U of G researchers receive award for livestock research

GUELPH – Two University of Guelph researchers have been named winners of the 2024 Early Career Research Award.

Ataharul Chowdhury was awarded $70,000 for his work in Getting Research into Practice (GRIP) and Sam Workenhe received $40,000 to further his work in discovering and developing antiviral treatments for highly pathogenic livestock and poultry viruses.

The awards were announced at the Livestock Research Innovation Corporation (LRIC) annual symposium on June 20 in Elora.

Now in its third year, the award is funded by LRIC, Grand River Agricultural Society (GRAS), Western Fair Association (WFA), Ontario Agricultural College and Ontario Veterinary College to encourage cross-sectoral and cross-disciplinary approaches to livestock research. 

“The Early Career Research Award is designed to acknowledge the value of livestock research being conducted by young researchers on behalf of the livestock industry. It is a combined initiative by both LRIC and industry working together to encourage research results that will not only benefit production, animal health, and nutrition, but will also be disseminated widely to anyone who will use the results,” stated Deborah Whale, first vice president of the Grand River Agricultural Society and member of the project review committee, in a news release. “The decision committee thanks all of the applicants. They represent the very best of those doing excellent research on behalf of the Canadian livestock sector, where constant improvement is the norm and indeed is necessary to maintain sustainability and competitiveness.”

Chowdhury’s research will focus on awareness, collaboration and knowledge mobilization of innovative ideas related to livestock, agri-food and climate change misinformation.

He will also focus on the emerging role of generative artificial intelligence in GRIP. 

A new platform will present livestock research information in actionable formats including videos, plain language summaries, blogs and more.

Workenhe is continuing his research using genomic tools to study how avian influenza interacts with its hosts, causing recurring outbreaks in poultry and other livestock species.

This information is critical to being able to develop effective treatments against infection, reduce economic losses and prevent potential human health impacts.

Workenhe previously received an Early Career Research Award for this work in 2022.

 The award is available to faculty from the University of Guelph who are participants in LRIC’s Early Career Mentorship Program.

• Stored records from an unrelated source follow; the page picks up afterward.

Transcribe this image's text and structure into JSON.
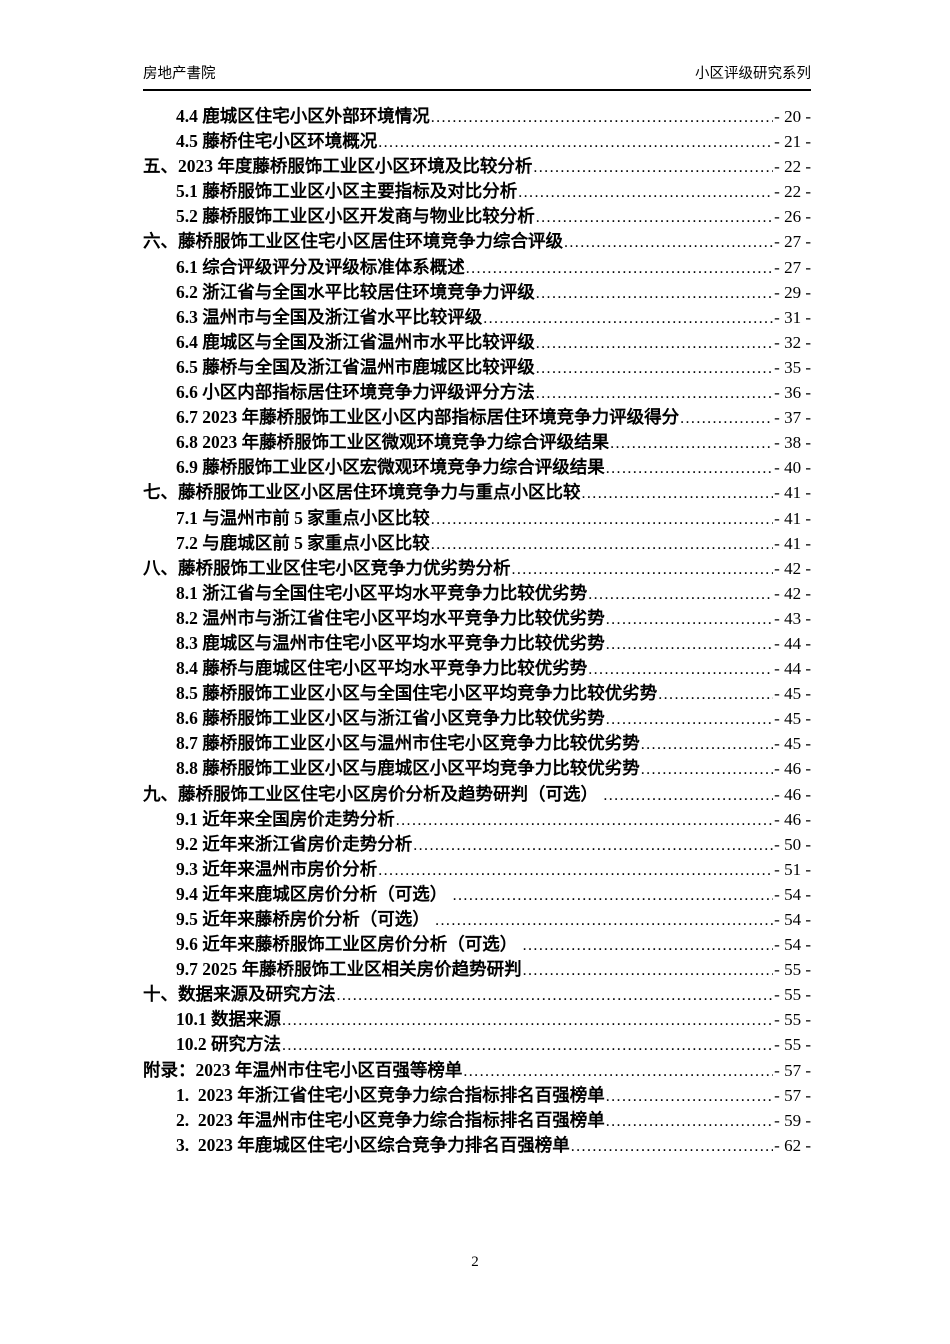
{
  "header": {
    "left": "房地产書院",
    "right": "小区评级研究系列"
  },
  "footer": {
    "page_number": "2"
  },
  "toc": {
    "entries": [
      {
        "label": "4.4 鹿城区住宅小区外部环境情况",
        "page": "- 20 -",
        "level": 1
      },
      {
        "label": "4.5 藤桥住宅小区环境概况",
        "page": "- 21 -",
        "level": 1
      },
      {
        "label": "五、2023 年度藤桥服饰工业区小区环境及比较分析",
        "page": "- 22 -",
        "level": 0
      },
      {
        "label": "5.1 藤桥服饰工业区小区主要指标及对比分析",
        "page": "- 22 -",
        "level": 1
      },
      {
        "label": "5.2 藤桥服饰工业区小区开发商与物业比较分析",
        "page": "- 26 -",
        "level": 1
      },
      {
        "label": "六、藤桥服饰工业区住宅小区居住环境竞争力综合评级",
        "page": "- 27 -",
        "level": 0
      },
      {
        "label": "6.1 综合评级评分及评级标准体系概述",
        "page": "- 27 -",
        "level": 1
      },
      {
        "label": "6.2 浙江省与全国水平比较居住环境竞争力评级",
        "page": "- 29 -",
        "level": 1
      },
      {
        "label": "6.3 温州市与全国及浙江省水平比较评级",
        "page": "- 31 -",
        "level": 1
      },
      {
        "label": "6.4 鹿城区与全国及浙江省温州市水平比较评级",
        "page": "- 32 -",
        "level": 1
      },
      {
        "label": "6.5 藤桥与全国及浙江省温州市鹿城区比较评级",
        "page": "- 35 -",
        "level": 1
      },
      {
        "label": "6.6 小区内部指标居住环境竞争力评级评分方法",
        "page": "- 36 -",
        "level": 1
      },
      {
        "label": "6.7 2023 年藤桥服饰工业区小区内部指标居住环境竞争力评级得分",
        "page": "- 37 -",
        "level": 1
      },
      {
        "label": "6.8 2023 年藤桥服饰工业区微观环境竞争力综合评级结果",
        "page": "- 38 -",
        "level": 1
      },
      {
        "label": "6.9 藤桥服饰工业区小区宏微观环境竞争力综合评级结果",
        "page": "- 40 -",
        "level": 1
      },
      {
        "label": "七、藤桥服饰工业区小区居住环境竞争力与重点小区比较",
        "page": "- 41 -",
        "level": 0
      },
      {
        "label": "7.1 与温州市前 5 家重点小区比较",
        "page": "- 41 -",
        "level": 1
      },
      {
        "label": "7.2 与鹿城区前 5 家重点小区比较",
        "page": "- 41 -",
        "level": 1
      },
      {
        "label": "八、藤桥服饰工业区住宅小区竞争力优劣势分析",
        "page": "- 42 -",
        "level": 0
      },
      {
        "label": "8.1 浙江省与全国住宅小区平均水平竞争力比较优劣势",
        "page": "- 42 -",
        "level": 1
      },
      {
        "label": "8.2 温州市与浙江省住宅小区平均水平竞争力比较优劣势",
        "page": "- 43 -",
        "level": 1
      },
      {
        "label": "8.3 鹿城区与温州市住宅小区平均水平竞争力比较优劣势",
        "page": "- 44 -",
        "level": 1
      },
      {
        "label": "8.4 藤桥与鹿城区住宅小区平均水平竞争力比较优劣势",
        "page": "- 44 -",
        "level": 1
      },
      {
        "label": "8.5 藤桥服饰工业区小区与全国住宅小区平均竞争力比较优劣势",
        "page": "- 45 -",
        "level": 1
      },
      {
        "label": "8.6 藤桥服饰工业区小区与浙江省小区竞争力比较优劣势",
        "page": "- 45 -",
        "level": 1
      },
      {
        "label": "8.7 藤桥服饰工业区小区与温州市住宅小区竞争力比较优劣势",
        "page": "- 45 -",
        "level": 1
      },
      {
        "label": "8.8 藤桥服饰工业区小区与鹿城区小区平均竞争力比较优劣势",
        "page": "- 46 -",
        "level": 1
      },
      {
        "label": "九、藤桥服饰工业区住宅小区房价分析及趋势研判（可选） ",
        "page": "- 46 -",
        "level": 0
      },
      {
        "label": "9.1 近年来全国房价走势分析",
        "page": "- 46 -",
        "level": 1
      },
      {
        "label": "9.2 近年来浙江省房价走势分析",
        "page": "- 50 -",
        "level": 1
      },
      {
        "label": "9.3 近年来温州市房价分析",
        "page": "- 51 -",
        "level": 1
      },
      {
        "label": "9.4 近年来鹿城区房价分析（可选） ",
        "page": "- 54 -",
        "level": 1
      },
      {
        "label": "9.5 近年来藤桥房价分析（可选） ",
        "page": "- 54 -",
        "level": 1
      },
      {
        "label": "9.6 近年来藤桥服饰工业区房价分析（可选） ",
        "page": "- 54 -",
        "level": 1
      },
      {
        "label": "9.7 2025 年藤桥服饰工业区相关房价趋势研判",
        "page": "- 55 -",
        "level": 1
      },
      {
        "label": "十、数据来源及研究方法",
        "page": "- 55 -",
        "level": 0
      },
      {
        "label": "10.1 数据来源",
        "page": "- 55 -",
        "level": 1
      },
      {
        "label": "10.2 研究方法",
        "page": "- 55 -",
        "level": 1
      },
      {
        "label": "附录：2023 年温州市住宅小区百强等榜单",
        "page": "- 57 -",
        "level": 0
      },
      {
        "label": "1.  2023 年浙江省住宅小区竞争力综合指标排名百强榜单",
        "page": "- 57 -",
        "level": 1
      },
      {
        "label": "2.  2023 年温州市住宅小区竞争力综合指标排名百强榜单",
        "page": "- 59 -",
        "level": 1
      },
      {
        "label": "3.  2023 年鹿城区住宅小区综合竞争力排名百强榜单",
        "page": "- 62 -",
        "level": 1
      }
    ]
  }
}
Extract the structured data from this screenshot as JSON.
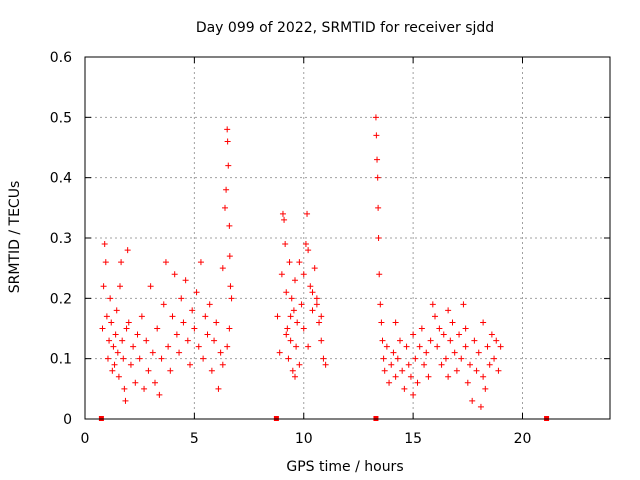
{
  "chart_data": {
    "type": "scatter",
    "title": "Day 099 of 2022, SRMTID for receiver sjdd",
    "xlabel": "GPS time / hours",
    "ylabel": "SRMTID / TECUs",
    "xlim": [
      0,
      24
    ],
    "ylim": [
      0,
      0.6
    ],
    "xticks": [
      0,
      5,
      10,
      15,
      20
    ],
    "xtick_labels": [
      "0",
      "5",
      "10",
      "15",
      "20"
    ],
    "yticks": [
      0,
      0.1,
      0.2,
      0.3,
      0.4,
      0.5,
      0.6
    ],
    "ytick_labels": [
      "0",
      "0.1",
      "0.2",
      "0.3",
      "0.4",
      "0.5",
      "0.6"
    ],
    "grid": true,
    "marker": "+",
    "colors": {
      "series": "#ff0000",
      "grid": "#a0a0a0",
      "axes": "#000000"
    },
    "gap_markers_x": [
      0.75,
      8.75,
      13.3,
      21.1
    ],
    "series": [
      {
        "name": "SRMTID",
        "points": [
          [
            0.8,
            0.15
          ],
          [
            0.85,
            0.22
          ],
          [
            0.9,
            0.29
          ],
          [
            0.95,
            0.26
          ],
          [
            1.0,
            0.17
          ],
          [
            1.05,
            0.1
          ],
          [
            1.1,
            0.13
          ],
          [
            1.15,
            0.2
          ],
          [
            1.2,
            0.16
          ],
          [
            1.25,
            0.08
          ],
          [
            1.3,
            0.12
          ],
          [
            1.35,
            0.09
          ],
          [
            1.4,
            0.14
          ],
          [
            1.45,
            0.18
          ],
          [
            1.5,
            0.11
          ],
          [
            1.55,
            0.07
          ],
          [
            1.6,
            0.22
          ],
          [
            1.65,
            0.26
          ],
          [
            1.7,
            0.13
          ],
          [
            1.75,
            0.1
          ],
          [
            1.8,
            0.05
          ],
          [
            1.85,
            0.03
          ],
          [
            1.9,
            0.15
          ],
          [
            1.95,
            0.28
          ],
          [
            2.0,
            0.16
          ],
          [
            2.1,
            0.09
          ],
          [
            2.2,
            0.12
          ],
          [
            2.3,
            0.06
          ],
          [
            2.4,
            0.14
          ],
          [
            2.5,
            0.1
          ],
          [
            2.6,
            0.17
          ],
          [
            2.7,
            0.05
          ],
          [
            2.8,
            0.13
          ],
          [
            2.9,
            0.08
          ],
          [
            3.0,
            0.22
          ],
          [
            3.1,
            0.11
          ],
          [
            3.2,
            0.06
          ],
          [
            3.3,
            0.15
          ],
          [
            3.4,
            0.04
          ],
          [
            3.5,
            0.1
          ],
          [
            3.6,
            0.19
          ],
          [
            3.7,
            0.26
          ],
          [
            3.8,
            0.12
          ],
          [
            3.9,
            0.08
          ],
          [
            4.0,
            0.17
          ],
          [
            4.1,
            0.24
          ],
          [
            4.2,
            0.14
          ],
          [
            4.3,
            0.11
          ],
          [
            4.4,
            0.2
          ],
          [
            4.5,
            0.16
          ],
          [
            4.6,
            0.23
          ],
          [
            4.7,
            0.13
          ],
          [
            4.8,
            0.09
          ],
          [
            4.9,
            0.18
          ],
          [
            5.0,
            0.15
          ],
          [
            5.1,
            0.21
          ],
          [
            5.2,
            0.12
          ],
          [
            5.3,
            0.26
          ],
          [
            5.4,
            0.1
          ],
          [
            5.5,
            0.17
          ],
          [
            5.6,
            0.14
          ],
          [
            5.7,
            0.19
          ],
          [
            5.8,
            0.08
          ],
          [
            5.9,
            0.13
          ],
          [
            6.0,
            0.16
          ],
          [
            6.1,
            0.05
          ],
          [
            6.2,
            0.11
          ],
          [
            6.3,
            0.25
          ],
          [
            6.4,
            0.35
          ],
          [
            6.45,
            0.38
          ],
          [
            6.5,
            0.48
          ],
          [
            6.52,
            0.46
          ],
          [
            6.55,
            0.42
          ],
          [
            6.6,
            0.32
          ],
          [
            6.62,
            0.27
          ],
          [
            6.65,
            0.22
          ],
          [
            6.7,
            0.2
          ],
          [
            6.6,
            0.15
          ],
          [
            6.5,
            0.12
          ],
          [
            6.3,
            0.09
          ],
          [
            8.8,
            0.17
          ],
          [
            8.9,
            0.11
          ],
          [
            9.0,
            0.24
          ],
          [
            9.05,
            0.34
          ],
          [
            9.1,
            0.33
          ],
          [
            9.15,
            0.29
          ],
          [
            9.2,
            0.21
          ],
          [
            9.25,
            0.15
          ],
          [
            9.3,
            0.1
          ],
          [
            9.35,
            0.26
          ],
          [
            9.4,
            0.13
          ],
          [
            9.45,
            0.2
          ],
          [
            9.5,
            0.08
          ],
          [
            9.55,
            0.18
          ],
          [
            9.6,
            0.23
          ],
          [
            9.65,
            0.12
          ],
          [
            9.7,
            0.16
          ],
          [
            9.8,
            0.09
          ],
          [
            9.9,
            0.19
          ],
          [
            10.0,
            0.24
          ],
          [
            10.1,
            0.29
          ],
          [
            10.15,
            0.34
          ],
          [
            10.2,
            0.28
          ],
          [
            10.3,
            0.22
          ],
          [
            10.4,
            0.18
          ],
          [
            10.5,
            0.25
          ],
          [
            10.6,
            0.2
          ],
          [
            10.7,
            0.16
          ],
          [
            10.8,
            0.13
          ],
          [
            10.9,
            0.1
          ],
          [
            11.0,
            0.09
          ],
          [
            9.2,
            0.14
          ],
          [
            9.6,
            0.07
          ],
          [
            10.0,
            0.15
          ],
          [
            10.4,
            0.21
          ],
          [
            10.8,
            0.17
          ],
          [
            9.8,
            0.26
          ],
          [
            10.2,
            0.12
          ],
          [
            10.6,
            0.19
          ],
          [
            9.4,
            0.17
          ],
          [
            13.3,
            0.5
          ],
          [
            13.32,
            0.47
          ],
          [
            13.35,
            0.43
          ],
          [
            13.38,
            0.4
          ],
          [
            13.4,
            0.35
          ],
          [
            13.42,
            0.3
          ],
          [
            13.45,
            0.24
          ],
          [
            13.5,
            0.19
          ],
          [
            13.55,
            0.16
          ],
          [
            13.6,
            0.13
          ],
          [
            13.65,
            0.1
          ],
          [
            13.7,
            0.08
          ],
          [
            13.8,
            0.12
          ],
          [
            13.9,
            0.06
          ],
          [
            14.0,
            0.09
          ],
          [
            14.1,
            0.11
          ],
          [
            14.2,
            0.07
          ],
          [
            14.3,
            0.1
          ],
          [
            14.4,
            0.13
          ],
          [
            14.5,
            0.08
          ],
          [
            14.6,
            0.05
          ],
          [
            14.7,
            0.12
          ],
          [
            14.8,
            0.09
          ],
          [
            14.9,
            0.07
          ],
          [
            15.0,
            0.14
          ],
          [
            15.1,
            0.1
          ],
          [
            15.2,
            0.06
          ],
          [
            15.3,
            0.12
          ],
          [
            15.4,
            0.15
          ],
          [
            15.5,
            0.09
          ],
          [
            15.6,
            0.11
          ],
          [
            15.7,
            0.07
          ],
          [
            15.8,
            0.13
          ],
          [
            15.9,
            0.19
          ],
          [
            16.0,
            0.17
          ],
          [
            16.1,
            0.12
          ],
          [
            16.2,
            0.15
          ],
          [
            16.3,
            0.09
          ],
          [
            16.4,
            0.14
          ],
          [
            16.5,
            0.1
          ],
          [
            16.6,
            0.07
          ],
          [
            16.7,
            0.13
          ],
          [
            16.8,
            0.16
          ],
          [
            16.9,
            0.11
          ],
          [
            17.0,
            0.08
          ],
          [
            17.1,
            0.14
          ],
          [
            17.2,
            0.1
          ],
          [
            17.3,
            0.19
          ],
          [
            17.4,
            0.12
          ],
          [
            17.5,
            0.06
          ],
          [
            17.6,
            0.09
          ],
          [
            17.7,
            0.03
          ],
          [
            17.8,
            0.13
          ],
          [
            17.9,
            0.08
          ],
          [
            18.0,
            0.11
          ],
          [
            18.1,
            0.02
          ],
          [
            18.2,
            0.16
          ],
          [
            18.3,
            0.05
          ],
          [
            18.4,
            0.12
          ],
          [
            18.5,
            0.09
          ],
          [
            18.6,
            0.14
          ],
          [
            18.7,
            0.1
          ],
          [
            18.8,
            0.13
          ],
          [
            18.9,
            0.08
          ],
          [
            19.0,
            0.12
          ],
          [
            14.2,
            0.16
          ],
          [
            15.0,
            0.04
          ],
          [
            16.6,
            0.18
          ],
          [
            17.4,
            0.15
          ],
          [
            18.2,
            0.07
          ]
        ]
      }
    ]
  }
}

LRIC launched its mentorship program in 2020 with the goal of bridging early career University of Guelph faculty to the livestock industry by deepening their understanding of its research needs, as well as building important relationships with industry.

Livestock Research Innovation Corporation was established in 2012 with support from Ontario’s beef, pork, dairy and poultry sector organizations and the Ontario Ministry of Agriculture, Food and Rural Affairs. 

LRIC’s mission is driving innovation, and the organization takes a value chain approach to research and innovation by providing leadership in research priority setting, coordination and process; identifying and communicating emerging issues; and strengthening networks across the sector.

LRIC is funded in part by the Sustainable Canadian Agricultural Partnership (Sustainable CAP), a five-year, federal-provincial-territorial initiative.